Mord Amadeu Antonio Kiowa

1990

Germany

Race & Ethnicity

Am 6. Dezember verstirbt der aus Angola stammende Vertragsarbeiter Amadeu Antonio Kiowa, nachdem er von einer Gruppe rechtsextremer Jugendlicher in Eberswalde ins Koma geprügelt worden war. Er ist das erste offiziell bekannte Todesopfer rassistischer Gewalt nach der Wiedervereinigung.
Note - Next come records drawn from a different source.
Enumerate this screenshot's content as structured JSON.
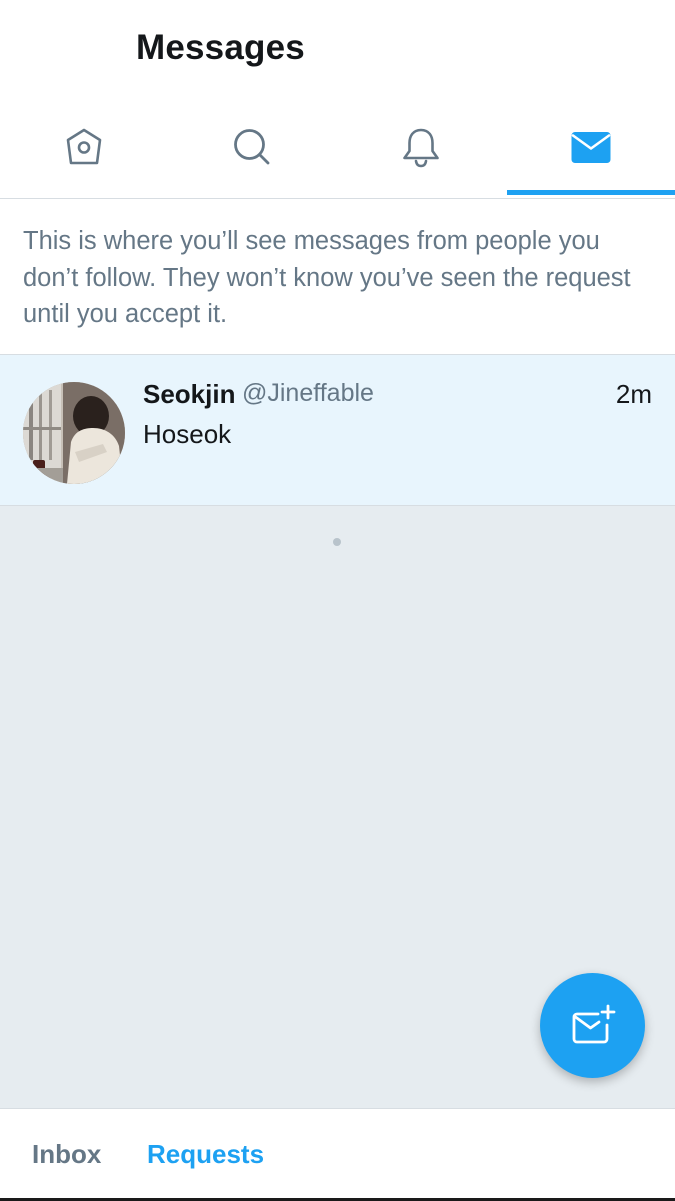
{
  "header": {
    "title": "Messages"
  },
  "tabs": [
    {
      "name": "home",
      "icon": "home-icon",
      "active": false
    },
    {
      "name": "search",
      "icon": "search-icon",
      "active": false
    },
    {
      "name": "notifications",
      "icon": "bell-icon",
      "active": false
    },
    {
      "name": "messages",
      "icon": "envelope-icon",
      "active": true
    }
  ],
  "notice": {
    "text": "This is where you’ll see messages from people you don’t follow. They won’t know you’ve seen the request until you accept it."
  },
  "requests": [
    {
      "name": "Seokjin",
      "handle": "@Jineffable",
      "time": "2m",
      "preview": "Hoseok"
    }
  ],
  "compose": {
    "icon": "compose-message-icon"
  },
  "bottom_tabs": [
    {
      "label": "Inbox",
      "active": false
    },
    {
      "label": "Requests",
      "active": true
    }
  ],
  "colors": {
    "accent": "#1da1f2",
    "muted_text": "#657786",
    "primary_text": "#14171a",
    "background": "#e6ecf0",
    "highlight_row": "#e8f5fd"
  }
}
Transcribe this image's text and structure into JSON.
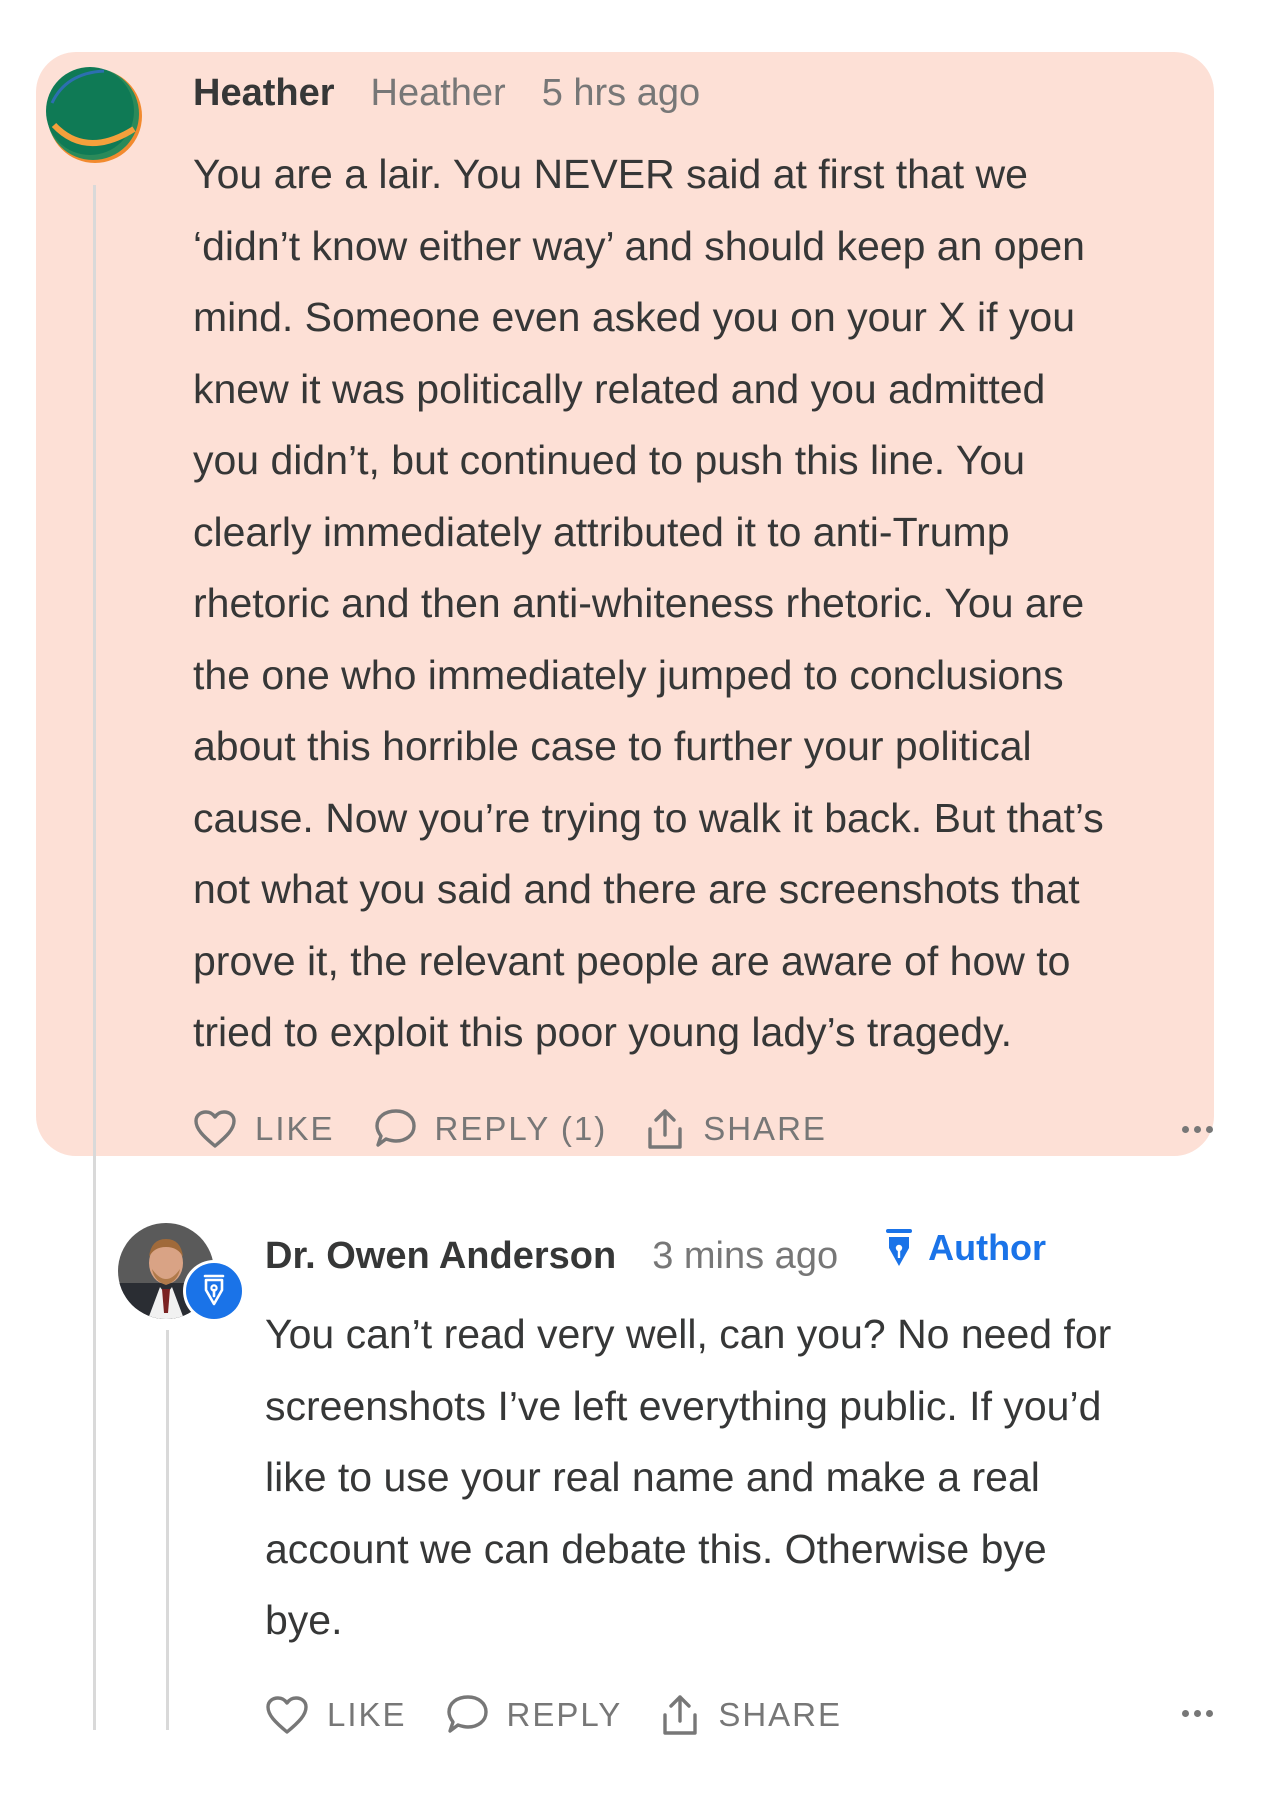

Amadeu Antonio Kiowa kommt 1987 als Vertragsarbeiter in die DDR. In der Nacht vom 24. auf den 25. November 1990 wird Amadeu Antonio sowie zwei weitere Männer* aus Mosambik von einer Gruppe rechtsextremer Jugendliche in Eberswalde angegriffen und so stark verprügelt, dass er ins Koma fällt. Zwei Wochen später verstirbt der 28-Jährige im Krankenhaus. Fünf der Täter werden 1992 wegen Körperverletzung mit Todesfolge zu maximal vier Jahren verurteilt. Die geringe Haftdauer und die Fehleinschätzung der Justiz, dass es sich nicht um eine rassistisch motivierte Tat gehandelt habe, werden in der Öffentlichkeit vielfach kritisiert. Es kommt zum Vorwurf, dass Justiz und Polizei in rassistische Systeme verwickelt seien.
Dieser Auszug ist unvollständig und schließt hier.